Elektrik Hattı Krizi! Rumlar Avrupa'da Neden Mahkemelik Oldu?
Yunanistan, Güney Kıbrıs ve İsrail arasında hayata geçirilmesi planlanan "Büyük Deniz Bağlantısı" (GSI) projesi, beklenmedik bir şekilde Atina ve Rumlar arasındaki ilişkileri derinden sarsan bir krize dönüştü. Projenin geleceği belirsizliğini korurken, Avrupa Başsavcılığı'nın devreye girmesiyle olaylar daha da karmaşık bir hal aldı.
Projede Neler Oluyor?
Güney Kıbrıs lideri Nikos Hristodulidis'in yaptığı açıklama, projenin Avrupa Başsavcılığı tarafından cezai soruşturmaya tabi tutulduğunu ortaya koydu. Bu durum, Güney Kıbrıs ve Yunanistan başkentleri arasında karşılıklı suçlamaların havada uçuşmasına neden oldu. Rum basınına sızan bilgilere göre, Avrupa Başsavcılığı'nın soruşturması, projeyle ilgili "olası suiistimaller hakkında" yoğunlaşıyor. Soruşturmanın temelinde ise, iki ülke arasındaki mali anlaşmazlıkların yattığı belirtiliyor.

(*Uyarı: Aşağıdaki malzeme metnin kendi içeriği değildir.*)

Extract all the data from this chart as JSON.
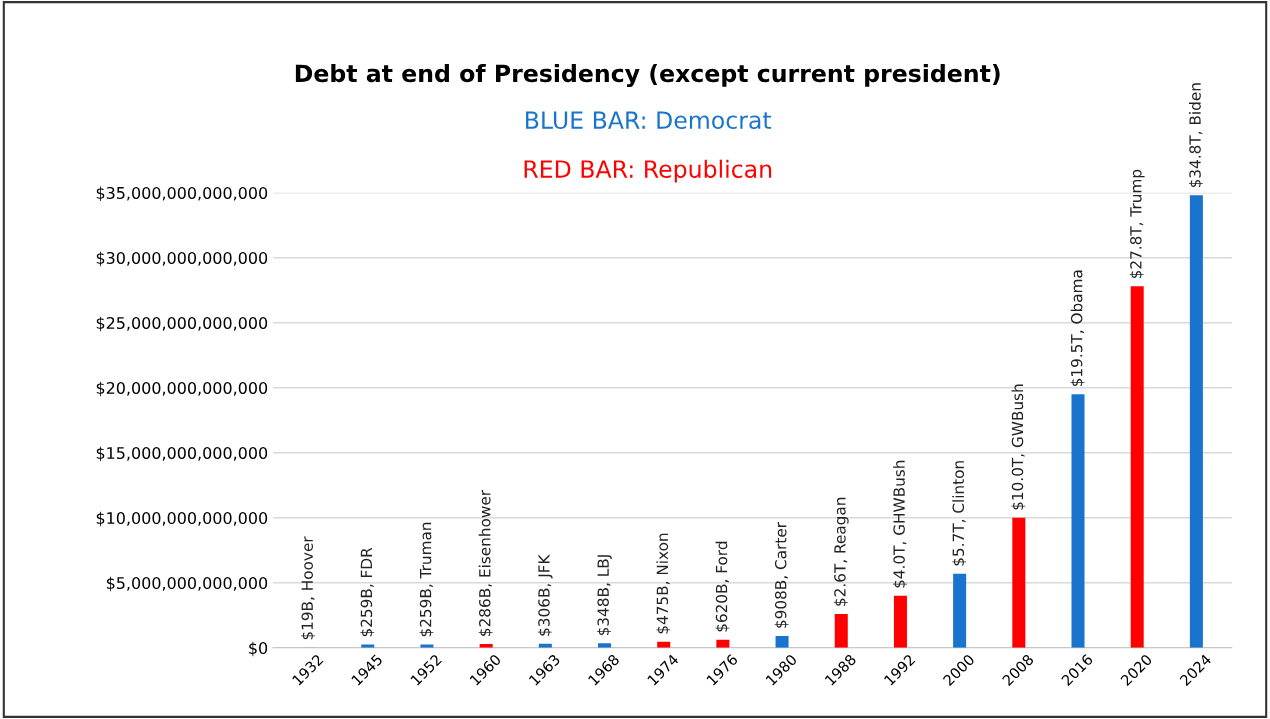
{
  "chart_data": {
    "type": "bar",
    "title": "Debt at end of Presidency (except current president)",
    "categories": [
      "1932",
      "1945",
      "1952",
      "1960",
      "1963",
      "1968",
      "1974",
      "1976",
      "1980",
      "1988",
      "1992",
      "2000",
      "2008",
      "2016",
      "2020",
      "2024"
    ],
    "series": [
      {
        "name": "BLUE BAR: Democrat",
        "color": "#1874cd",
        "values": [
          null,
          259000000000,
          259000000000,
          null,
          306000000000,
          348000000000,
          null,
          null,
          908000000000,
          null,
          null,
          5700000000000,
          null,
          19500000000000,
          null,
          34800000000000
        ],
        "value_labels": [
          null,
          "$259B, FDR",
          "$259B, Truman",
          null,
          "$306B, JFK",
          "$348B, LBJ",
          null,
          null,
          "$908B, Carter",
          null,
          null,
          "$5.7T, Clinton",
          null,
          "$19.5T, Obama",
          null,
          "$34.8T, Biden"
        ]
      },
      {
        "name": "RED BAR: Republican",
        "color": "#ff0000",
        "colors": [
          "#f07f3c",
          "#ff0000",
          "#ff0000",
          "#ff0000",
          "#ff0000",
          "#ff0000",
          "#ff0000",
          "#ff0000",
          "#ff0000",
          "#ff0000",
          "#ff0000",
          "#ff0000",
          "#ff0000",
          "#ff0000",
          "#ff0000",
          "#ff0000"
        ],
        "values": [
          19000000000,
          null,
          null,
          286000000000,
          null,
          null,
          475000000000,
          620000000000,
          null,
          2600000000000,
          4000000000000,
          null,
          10000000000000,
          null,
          27800000000000,
          null
        ],
        "value_labels": [
          "$19B, Hoover",
          null,
          null,
          "$286B, Eisenhower",
          null,
          null,
          "$475B, Nixon",
          "$620B, Ford",
          null,
          "$2.6T, Reagan",
          "$4.0T, GHWBush",
          null,
          "$10.0T, GWBush",
          null,
          "$27.8T, Trump",
          null
        ]
      }
    ],
    "ylim": [
      0,
      35000000000000
    ],
    "yticks": [
      {
        "value": 0,
        "label": "$0"
      },
      {
        "value": 5000000000000,
        "label": "$5,000,000,000,000"
      },
      {
        "value": 10000000000000,
        "label": "$10,000,000,000,000"
      },
      {
        "value": 15000000000000,
        "label": "$15,000,000,000,000"
      },
      {
        "value": 20000000000000,
        "label": "$20,000,000,000,000"
      },
      {
        "value": 25000000000000,
        "label": "$25,000,000,000,000"
      },
      {
        "value": 30000000000000,
        "label": "$30,000,000,000,000"
      },
      {
        "value": 35000000000000,
        "label": "$35,000,000,000,000"
      }
    ],
    "grid": "y",
    "legend": "top"
  }
}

Güney Kıbrıs Maliye Bakanı Makis Keravnos'un Atina'ya 2025 yılı için planlanan 25 milyon euroluk ödemeyi onaylamayacağının sinyalini vermesi, krizi daha da derinleştirdi. Keravnos, bu kararını, projenin mevcut koşullar altında uygulanabilir olmadığı sonucuna varan iki bağımsız çalışmaya dayandırıyor. Yunanistan'ın ise, Güney Kıbrıs'ı projeye ilişkin tutumunu netleştirmeye çağırdığı bildiriliyor. Bu durum, projenin geleceği hakkında ciddi soru işaretleri yaratıyor.
Türkiye'nin Pozisyonu Ne?
Türkiye, Akdeniz'deki Münhasır Ekonomik Bölgesi'nden (MEB) geçmesi planlanan bu hattı yakından takip ediyor. Projenin güzergahı ve olası etkileri, Ankara tarafından titizlikle değerlendiriliyor. Türkiye'nin bölgedeki enerji politikaları ve çıkarları doğrultusunda, bu projenin geleceğiyle ilgili nasıl bir tutum sergileyeceği merakla bekleniyor.
Elektrik enerjisi, günümüzde stratejik bir öneme sahip. Ülkeler arasındaki enerji projeleri, sadece ekonomik değil, aynı zamanda siyasi ve jeopolitik dengeleri de etkileyebiliyor. Bu bağlamda, "Büyük Deniz Bağlantısı" projesi de, bölgedeki güç dengeleri açısından önemli bir gösterge olarak kabul ediliyor.
Projenin iptal edilmesi durumunda, Yunanistan, Güney Kıbrıs ve İsrail arasındaki ilişkilerde yeni bir dönemin başlayabileceği öngörülüyor. Bu durum, bölgedeki enerji haritasının yeniden çizilmesine ve yeni işbirliklerinin ortaya çıkmasına zemin hazırlayabilir.